Spontaneity
What is spontaneity?
Spontaneity occurs only when we are fully engaged in the present. It cannot arise if the mind is attending to past or future concerns, which block spontaneity. This is why children are naturally spontaneous — until they learn to regard themselves as a being, their sense of being remains entirely rooted in present-moment awareness.
Spontaneity is the natural feature of the Samantabhadra — the level of awareness consisting only of the first three types of awareness, which we might recognize as Kether, Chokmah, and Binah in Kabbalistic terms. Although in truth, one cannot precisely describe this as spontaneity, it is nevertheless exactly this — as at this level, concepts become increasingly diffuse and indistinct.

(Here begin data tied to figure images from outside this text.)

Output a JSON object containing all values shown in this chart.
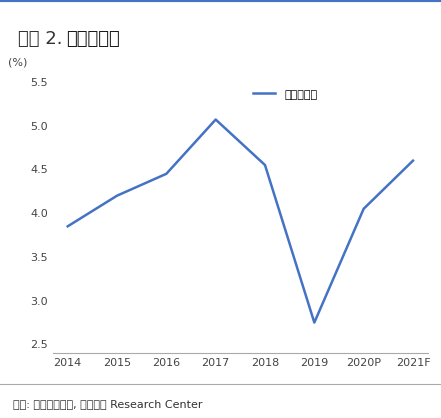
{
  "title": "그림 2.  영업이익률",
  "ylabel": "(%)",
  "xlabel_units": "(%)",
  "x_labels": [
    "2014",
    "2015",
    "2016",
    "2017",
    "2018",
    "2019",
    "2020P",
    "2021F"
  ],
  "x_values": [
    0,
    1,
    2,
    3,
    4,
    5,
    6,
    7
  ],
  "y_values": [
    3.85,
    4.2,
    4.45,
    5.07,
    4.55,
    2.75,
    4.05,
    4.6
  ],
  "ylim": [
    2.4,
    5.6
  ],
  "yticks": [
    2.5,
    3.0,
    3.5,
    4.0,
    4.5,
    5.0,
    5.5
  ],
  "line_color": "#4472C4",
  "line_width": 1.8,
  "legend_label": "영업이익률",
  "footnote": "자료: 롯데하이마트, 대신증권 Research Center",
  "title_bg_color": "#d9d9d9",
  "title_bar_color": "#4472C4",
  "bg_color": "#ffffff",
  "plot_bg_color": "#ffffff"
}
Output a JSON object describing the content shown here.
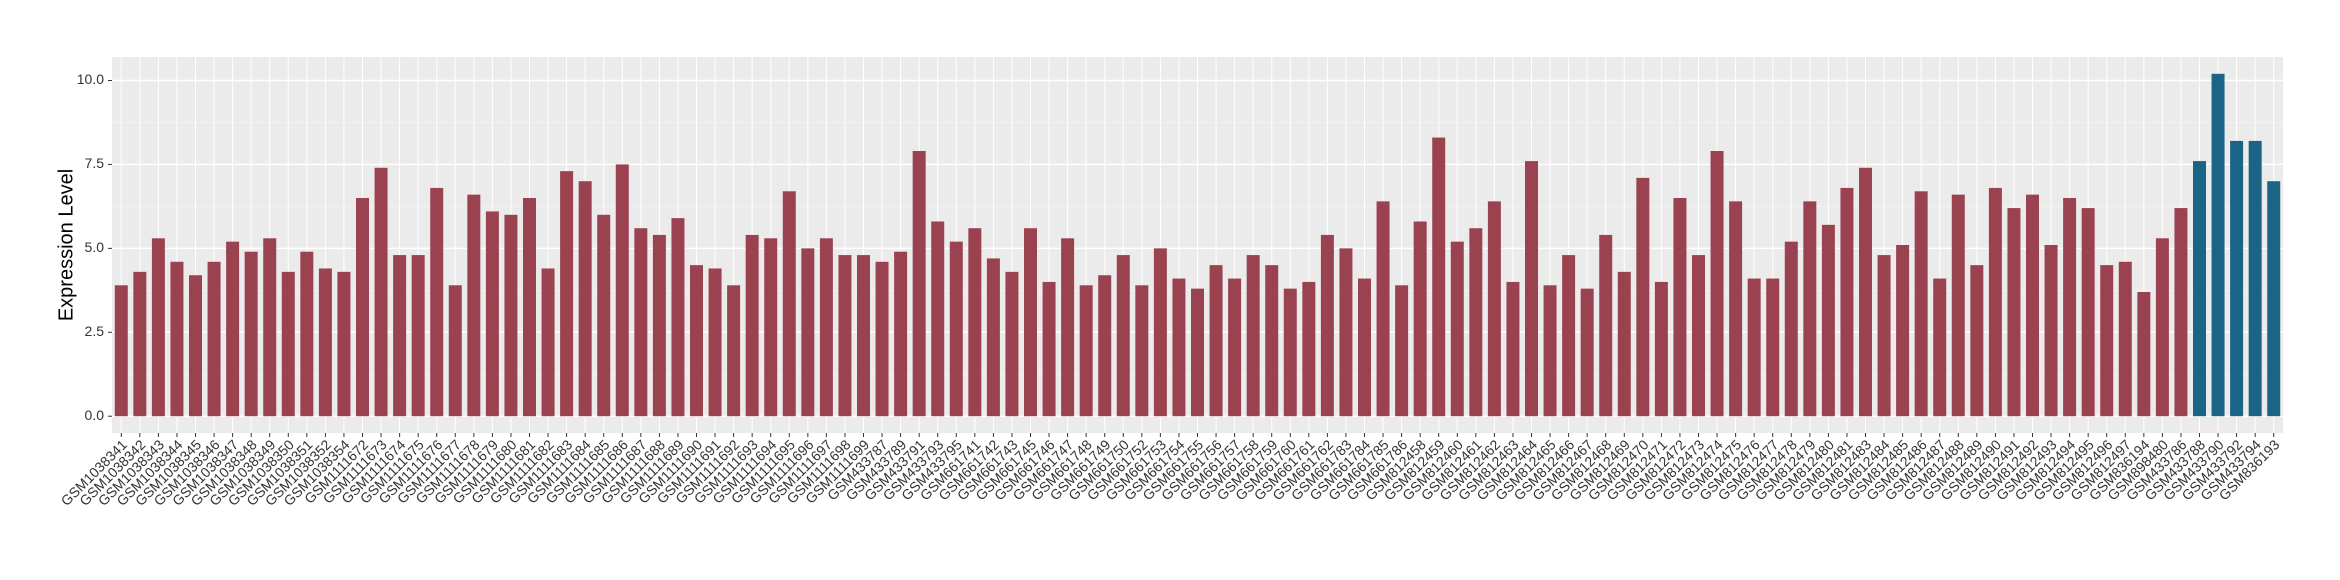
{
  "chart_data": {
    "type": "bar",
    "y_label": "Expression Level",
    "categories": [
      "GSM1038341",
      "GSM1038342",
      "GSM1038343",
      "GSM1038344",
      "GSM1038345",
      "GSM1038346",
      "GSM1038347",
      "GSM1038348",
      "GSM1038349",
      "GSM1038350",
      "GSM1038351",
      "GSM1038352",
      "GSM1038354",
      "GSM1111672",
      "GSM1111673",
      "GSM1111674",
      "GSM1111675",
      "GSM1111676",
      "GSM1111677",
      "GSM1111678",
      "GSM1111679",
      "GSM1111680",
      "GSM1111681",
      "GSM1111682",
      "GSM1111683",
      "GSM1111684",
      "GSM1111685",
      "GSM1111686",
      "GSM1111687",
      "GSM1111688",
      "GSM1111689",
      "GSM1111690",
      "GSM1111691",
      "GSM1111692",
      "GSM1111693",
      "GSM1111694",
      "GSM1111695",
      "GSM1111696",
      "GSM1111697",
      "GSM1111698",
      "GSM1111699",
      "GSM433787",
      "GSM433789",
      "GSM433791",
      "GSM433793",
      "GSM433795",
      "GSM661741",
      "GSM661742",
      "GSM661743",
      "GSM661745",
      "GSM661746",
      "GSM661747",
      "GSM661748",
      "GSM661749",
      "GSM661750",
      "GSM661752",
      "GSM661753",
      "GSM661754",
      "GSM661755",
      "GSM661756",
      "GSM661757",
      "GSM661758",
      "GSM661759",
      "GSM661760",
      "GSM661761",
      "GSM661762",
      "GSM661783",
      "GSM661784",
      "GSM661785",
      "GSM661786",
      "GSM812458",
      "GSM812459",
      "GSM812460",
      "GSM812461",
      "GSM812462",
      "GSM812463",
      "GSM812464",
      "GSM812465",
      "GSM812466",
      "GSM812467",
      "GSM812468",
      "GSM812469",
      "GSM812470",
      "GSM812471",
      "GSM812472",
      "GSM812473",
      "GSM812474",
      "GSM812475",
      "GSM812476",
      "GSM812477",
      "GSM812478",
      "GSM812479",
      "GSM812480",
      "GSM812481",
      "GSM812483",
      "GSM812484",
      "GSM812485",
      "GSM812486",
      "GSM812487",
      "GSM812488",
      "GSM812489",
      "GSM812490",
      "GSM812491",
      "GSM812492",
      "GSM812493",
      "GSM812494",
      "GSM812495",
      "GSM812496",
      "GSM812497",
      "GSM836194",
      "GSM898480",
      "GSM433786",
      "GSM433788",
      "GSM433790",
      "GSM433792",
      "GSM433794",
      "GSM836193"
    ],
    "values": [
      3.9,
      4.3,
      5.3,
      4.6,
      4.2,
      4.6,
      5.2,
      4.9,
      5.3,
      4.3,
      4.9,
      4.4,
      4.3,
      6.5,
      7.4,
      4.8,
      4.8,
      6.8,
      3.9,
      6.6,
      6.1,
      6.0,
      6.5,
      4.4,
      7.3,
      7.0,
      6.0,
      7.5,
      5.6,
      5.4,
      5.9,
      4.5,
      4.4,
      3.9,
      5.4,
      5.3,
      6.7,
      5.0,
      5.3,
      4.8,
      4.8,
      4.6,
      4.9,
      7.9,
      5.8,
      5.2,
      5.6,
      4.7,
      4.3,
      5.6,
      4.0,
      5.3,
      3.9,
      4.2,
      4.8,
      3.9,
      5.0,
      4.1,
      3.8,
      4.5,
      4.1,
      4.8,
      4.5,
      3.8,
      4.0,
      5.4,
      5.0,
      4.1,
      6.4,
      3.9,
      5.8,
      8.3,
      5.2,
      5.6,
      6.4,
      4.0,
      7.6,
      3.9,
      4.8,
      3.8,
      5.4,
      4.3,
      7.1,
      4.0,
      6.5,
      4.8,
      7.9,
      6.4,
      4.1,
      4.1,
      5.2,
      6.4,
      5.7,
      6.8,
      7.4,
      4.8,
      5.1,
      6.7,
      4.1,
      6.6,
      4.5,
      6.8,
      6.2,
      6.6,
      5.1,
      6.5,
      6.2,
      4.5,
      4.6,
      3.7,
      5.3,
      6.2,
      7.6,
      10.2,
      8.2,
      8.2,
      7.0
    ],
    "colors": [
      "#9b4250",
      "#9b4250",
      "#9b4250",
      "#9b4250",
      "#9b4250",
      "#9b4250",
      "#9b4250",
      "#9b4250",
      "#9b4250",
      "#9b4250",
      "#9b4250",
      "#9b4250",
      "#9b4250",
      "#9b4250",
      "#9b4250",
      "#9b4250",
      "#9b4250",
      "#9b4250",
      "#9b4250",
      "#9b4250",
      "#9b4250",
      "#9b4250",
      "#9b4250",
      "#9b4250",
      "#9b4250",
      "#9b4250",
      "#9b4250",
      "#9b4250",
      "#9b4250",
      "#9b4250",
      "#9b4250",
      "#9b4250",
      "#9b4250",
      "#9b4250",
      "#9b4250",
      "#9b4250",
      "#9b4250",
      "#9b4250",
      "#9b4250",
      "#9b4250",
      "#9b4250",
      "#9b4250",
      "#9b4250",
      "#9b4250",
      "#9b4250",
      "#9b4250",
      "#9b4250",
      "#9b4250",
      "#9b4250",
      "#9b4250",
      "#9b4250",
      "#9b4250",
      "#9b4250",
      "#9b4250",
      "#9b4250",
      "#9b4250",
      "#9b4250",
      "#9b4250",
      "#9b4250",
      "#9b4250",
      "#9b4250",
      "#9b4250",
      "#9b4250",
      "#9b4250",
      "#9b4250",
      "#9b4250",
      "#9b4250",
      "#9b4250",
      "#9b4250",
      "#9b4250",
      "#9b4250",
      "#9b4250",
      "#9b4250",
      "#9b4250",
      "#9b4250",
      "#9b4250",
      "#9b4250",
      "#9b4250",
      "#9b4250",
      "#9b4250",
      "#9b4250",
      "#9b4250",
      "#9b4250",
      "#9b4250",
      "#9b4250",
      "#9b4250",
      "#9b4250",
      "#9b4250",
      "#9b4250",
      "#9b4250",
      "#9b4250",
      "#9b4250",
      "#9b4250",
      "#9b4250",
      "#9b4250",
      "#9b4250",
      "#9b4250",
      "#9b4250",
      "#9b4250",
      "#9b4250",
      "#9b4250",
      "#9b4250",
      "#9b4250",
      "#9b4250",
      "#9b4250",
      "#9b4250",
      "#9b4250",
      "#9b4250",
      "#9b4250",
      "#9b4250",
      "#9b4250",
      "#9b4250",
      "#1a6585",
      "#1a6585",
      "#1a6585",
      "#1a6585",
      "#1a6585"
    ],
    "ylim": [
      -0.5,
      10.7
    ],
    "yticks": [
      {
        "value": 0,
        "label": "0.0"
      },
      2.5,
      {
        "value": 5,
        "label": "5.0"
      },
      7.5,
      {
        "value": 10,
        "label": "10.0"
      }
    ],
    "grid": true
  }
}
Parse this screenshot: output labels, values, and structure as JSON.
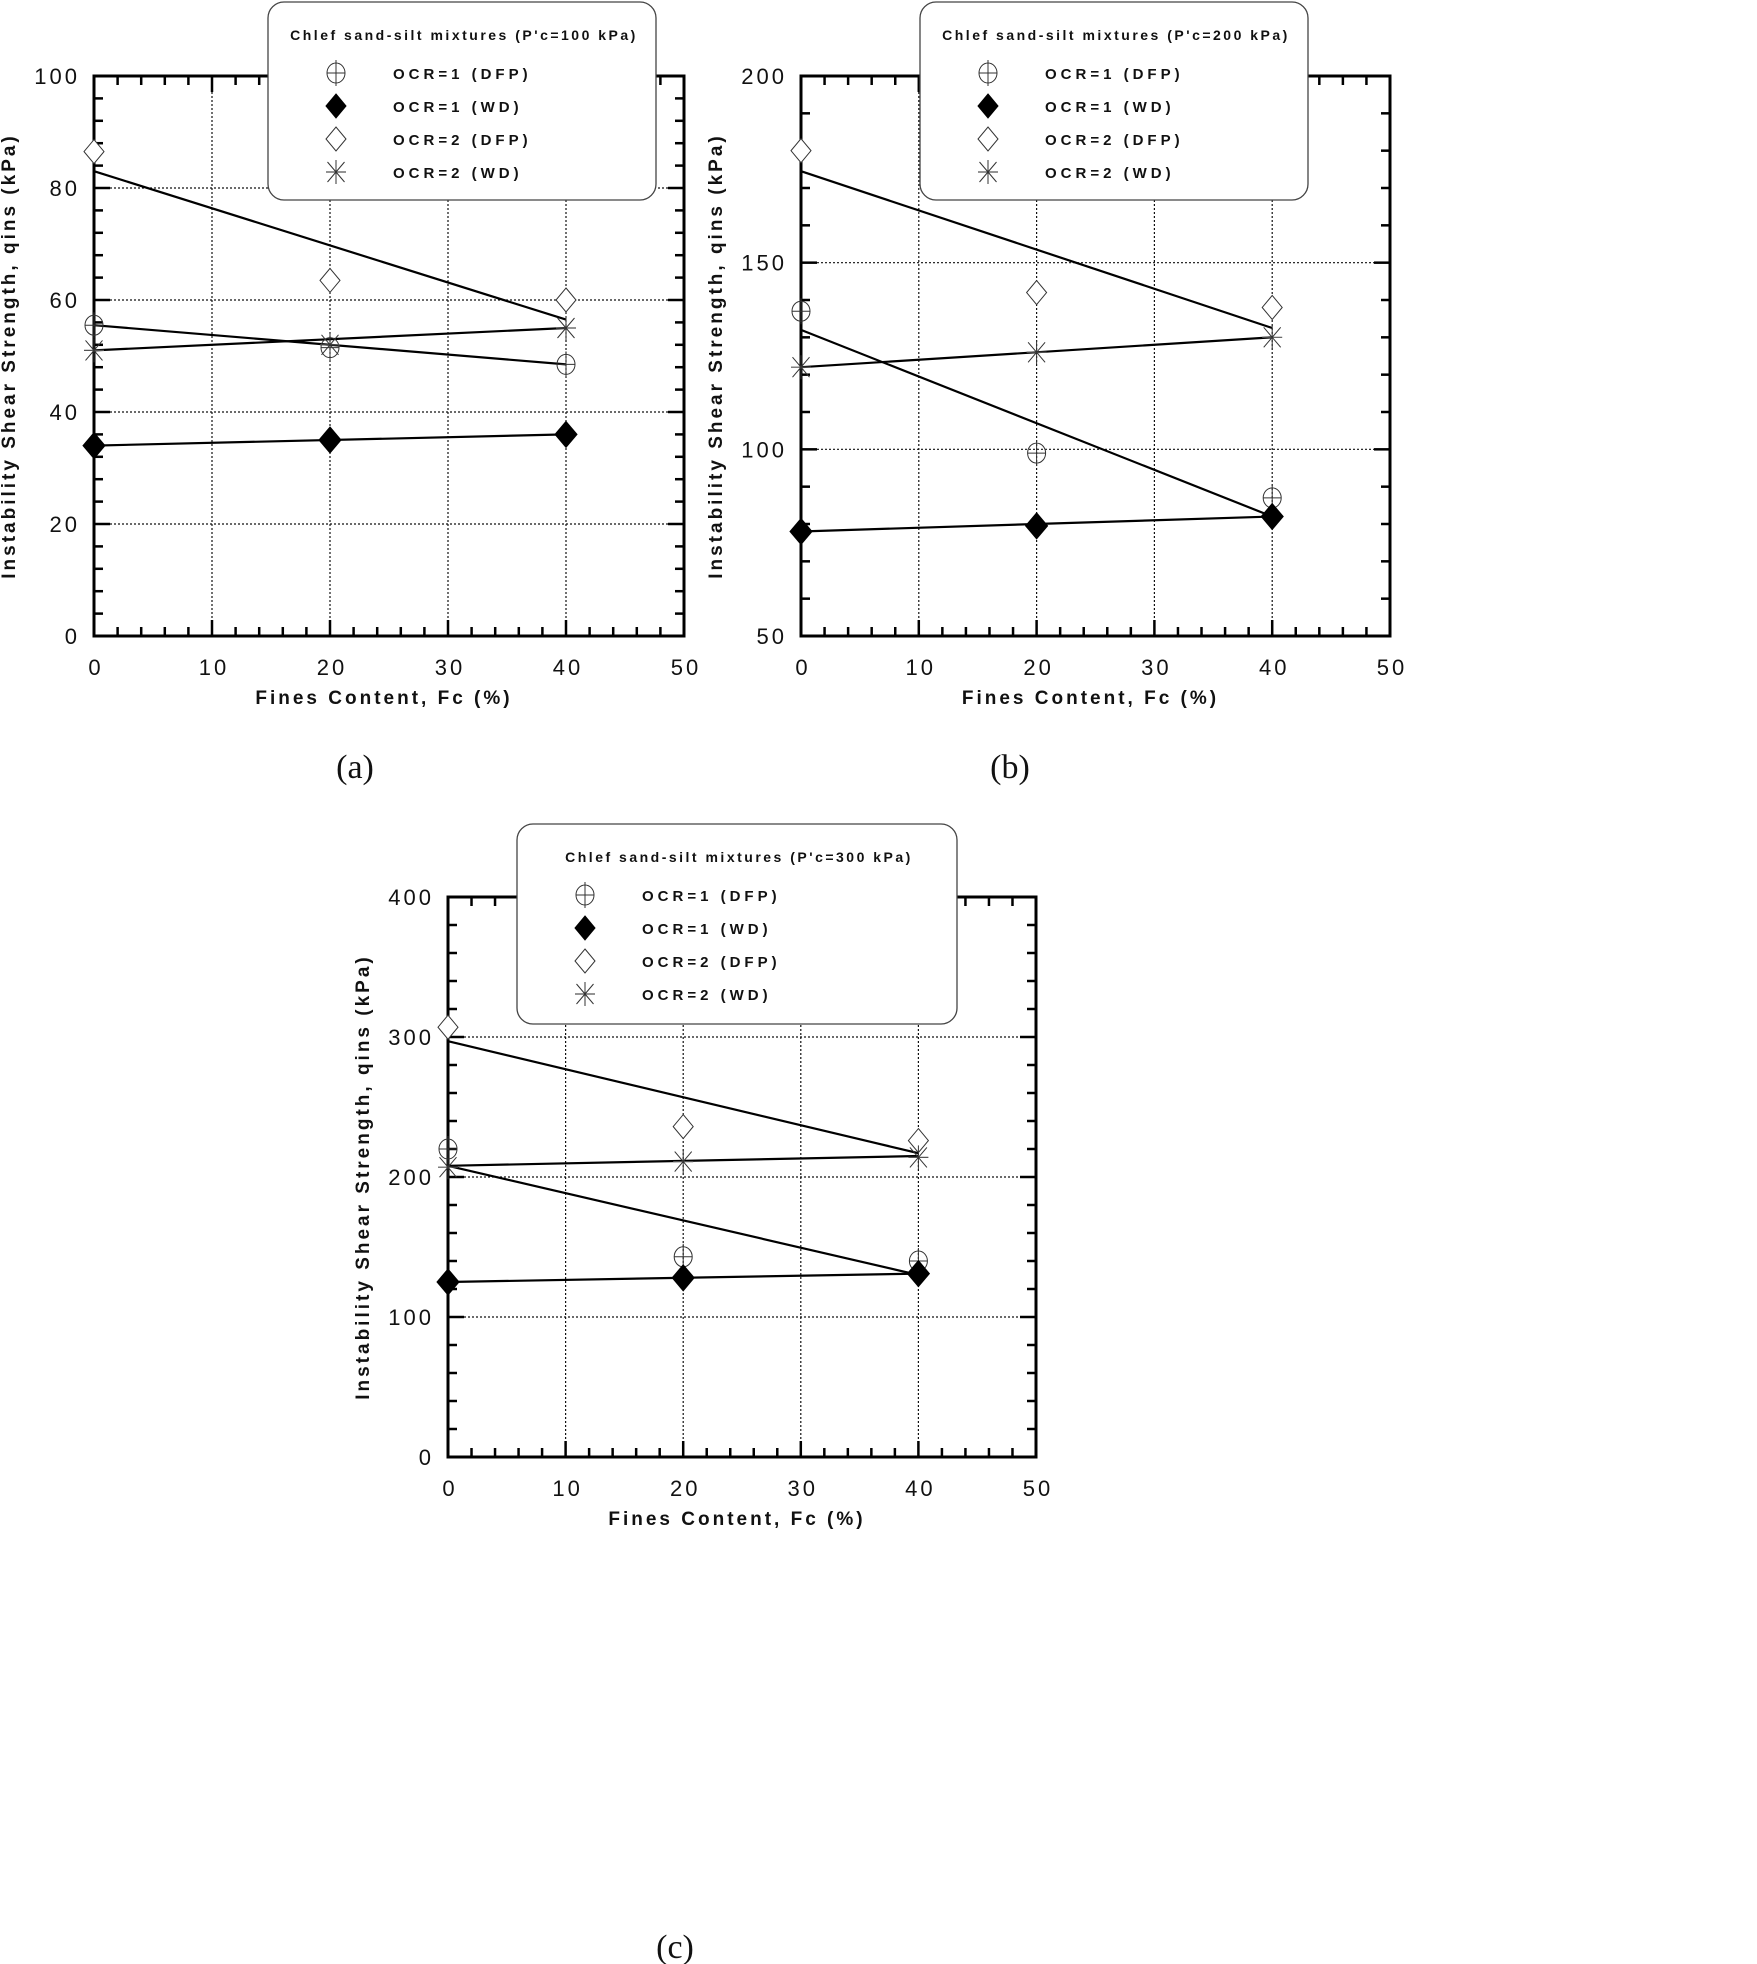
{
  "chart_data": [
    {
      "type": "scatter",
      "caption": "(a)",
      "legend_title": "Chlef sand-silt mixtures (P'c=100 kPa)",
      "legend_placement": "top-center",
      "xlabel": "Fines Content, Fc (%)",
      "ylabel": "Instability Shear Strength, qins (kPa)",
      "xlim": [
        0,
        50
      ],
      "ylim": [
        0,
        100
      ],
      "x_ticks": [
        0,
        10,
        20,
        30,
        40,
        50
      ],
      "y_ticks": [
        0,
        20,
        40,
        60,
        80,
        100
      ],
      "x_tick_labels": [
        "0",
        "10",
        "20",
        "30",
        "40",
        "50"
      ],
      "y_tick_labels": [
        "0",
        "20",
        "40",
        "60",
        "80",
        "100"
      ],
      "grid": true,
      "series": [
        {
          "name": "OCR=1 (DFP)",
          "marker": "circle-cross",
          "x": [
            0,
            20,
            40
          ],
          "y": [
            55.5,
            51.5,
            48.5
          ],
          "trend": [
            55.5,
            48.5
          ]
        },
        {
          "name": "OCR=1 (WD)",
          "marker": "filled-diamond",
          "x": [
            0,
            20,
            40
          ],
          "y": [
            34,
            35,
            36
          ],
          "trend": [
            34,
            36
          ]
        },
        {
          "name": "OCR=2 (DFP)",
          "marker": "open-diamond",
          "x": [
            0,
            20,
            40
          ],
          "y": [
            86.5,
            63.5,
            60
          ],
          "trend": [
            83,
            56.5
          ]
        },
        {
          "name": "OCR=2 (WD)",
          "marker": "asterisk",
          "x": [
            0,
            20,
            40
          ],
          "y": [
            51,
            52,
            55
          ],
          "trend": [
            51,
            55
          ]
        }
      ]
    },
    {
      "type": "scatter",
      "caption": "(b)",
      "legend_title": "Chlef sand-silt mixtures (P'c=200 kPa)",
      "legend_placement": "top-center",
      "xlabel": "Fines Content, Fc (%)",
      "ylabel": "Instability Shear Strength, qins (kPa)",
      "xlim": [
        0,
        50
      ],
      "ylim": [
        50,
        200
      ],
      "x_ticks": [
        0,
        10,
        20,
        30,
        40,
        50
      ],
      "y_ticks": [
        50,
        100,
        150,
        200
      ],
      "x_tick_labels": [
        "0",
        "10",
        "20",
        "30",
        "40",
        "50"
      ],
      "y_tick_labels": [
        "50",
        "100",
        "150",
        "200"
      ],
      "grid": true,
      "series": [
        {
          "name": "OCR=1 (DFP)",
          "marker": "circle-cross",
          "x": [
            0,
            20,
            40
          ],
          "y": [
            137,
            99,
            87
          ],
          "trend": [
            132,
            82
          ]
        },
        {
          "name": "OCR=1 (WD)",
          "marker": "filled-diamond",
          "x": [
            0,
            20,
            40
          ],
          "y": [
            78,
            79.5,
            82
          ],
          "trend": [
            78,
            82
          ]
        },
        {
          "name": "OCR=2 (DFP)",
          "marker": "open-diamond",
          "x": [
            0,
            20,
            40
          ],
          "y": [
            180,
            142,
            138
          ],
          "trend": [
            174.5,
            132.5
          ]
        },
        {
          "name": "OCR=2 (WD)",
          "marker": "asterisk",
          "x": [
            0,
            20,
            40
          ],
          "y": [
            122,
            126,
            130
          ],
          "trend": [
            122,
            130
          ]
        }
      ]
    },
    {
      "type": "scatter",
      "caption": "(c)",
      "legend_title": "Chlef sand-silt mixtures (P'c=300 kPa)",
      "legend_placement": "top-center",
      "xlabel": "Fines Content, Fc (%)",
      "ylabel": "Instability Shear Strength, qins (kPa)",
      "xlim": [
        0,
        50
      ],
      "ylim": [
        0,
        400
      ],
      "x_ticks": [
        0,
        10,
        20,
        30,
        40,
        50
      ],
      "y_ticks": [
        0,
        100,
        200,
        300,
        400
      ],
      "x_tick_labels": [
        "0",
        "10",
        "20",
        "30",
        "40",
        "50"
      ],
      "y_tick_labels": [
        "0",
        "100",
        "200",
        "300",
        "400"
      ],
      "grid": true,
      "series": [
        {
          "name": "OCR=1 (DFP)",
          "marker": "circle-cross",
          "x": [
            0,
            20,
            40
          ],
          "y": [
            220,
            143,
            140
          ],
          "trend": [
            208,
            130
          ]
        },
        {
          "name": "OCR=1 (WD)",
          "marker": "filled-diamond",
          "x": [
            0,
            20,
            40
          ],
          "y": [
            125,
            128,
            131
          ],
          "trend": [
            125,
            131
          ]
        },
        {
          "name": "OCR=2 (DFP)",
          "marker": "open-diamond",
          "x": [
            0,
            20,
            40
          ],
          "y": [
            307,
            236,
            226
          ],
          "trend": [
            297,
            217
          ]
        },
        {
          "name": "OCR=2 (WD)",
          "marker": "asterisk",
          "x": [
            0,
            20,
            40
          ],
          "y": [
            207,
            211,
            214
          ],
          "trend": [
            208,
            215
          ]
        }
      ]
    }
  ]
}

We call it spontaneity from our temporally bound perspective. But for a Buddha, or arahant, who lack attachment to mental concepts — and thus to ideas of past and future — it is their natural state of being. Each moment arises freshly; yet in the timeless expanse of dharmakaya, the essence of Buddhic mind, there is only an eternal sameness out of which everything arises, spontaneously, within an omniscient present.
As there is only spontaneity, there can be no real confusion. Confusion arises only in beings who, through division in being — the conceptualising of a self — become tangled in time-bound cognition. In the boundless sameness of Samantabhadra, there is no confusion. Only when our perspective descends into temporal beingness does confusion apparently arise.
Do not try to be spontaneous. One cannot generate spontaneity through effort. Spontaneity can only arise through release of perspective. If effort is involved, it invokes the sense of being, which brings with it future and past cognition. Learn to observe what attempts to arise spontaneously, but then gets tangled in mental chatter and speculation. One cannot direct spontaneity — only give it space to play.
Play, which comes naturally to the child, becomes reframed as hobbies and pastimes for the temporally bound adult. One cannot try to play.
I hope that offers some interesting guidance. ❤️🙏
“Unless you change and become like little children, you will never enter the kingdom of heaven.”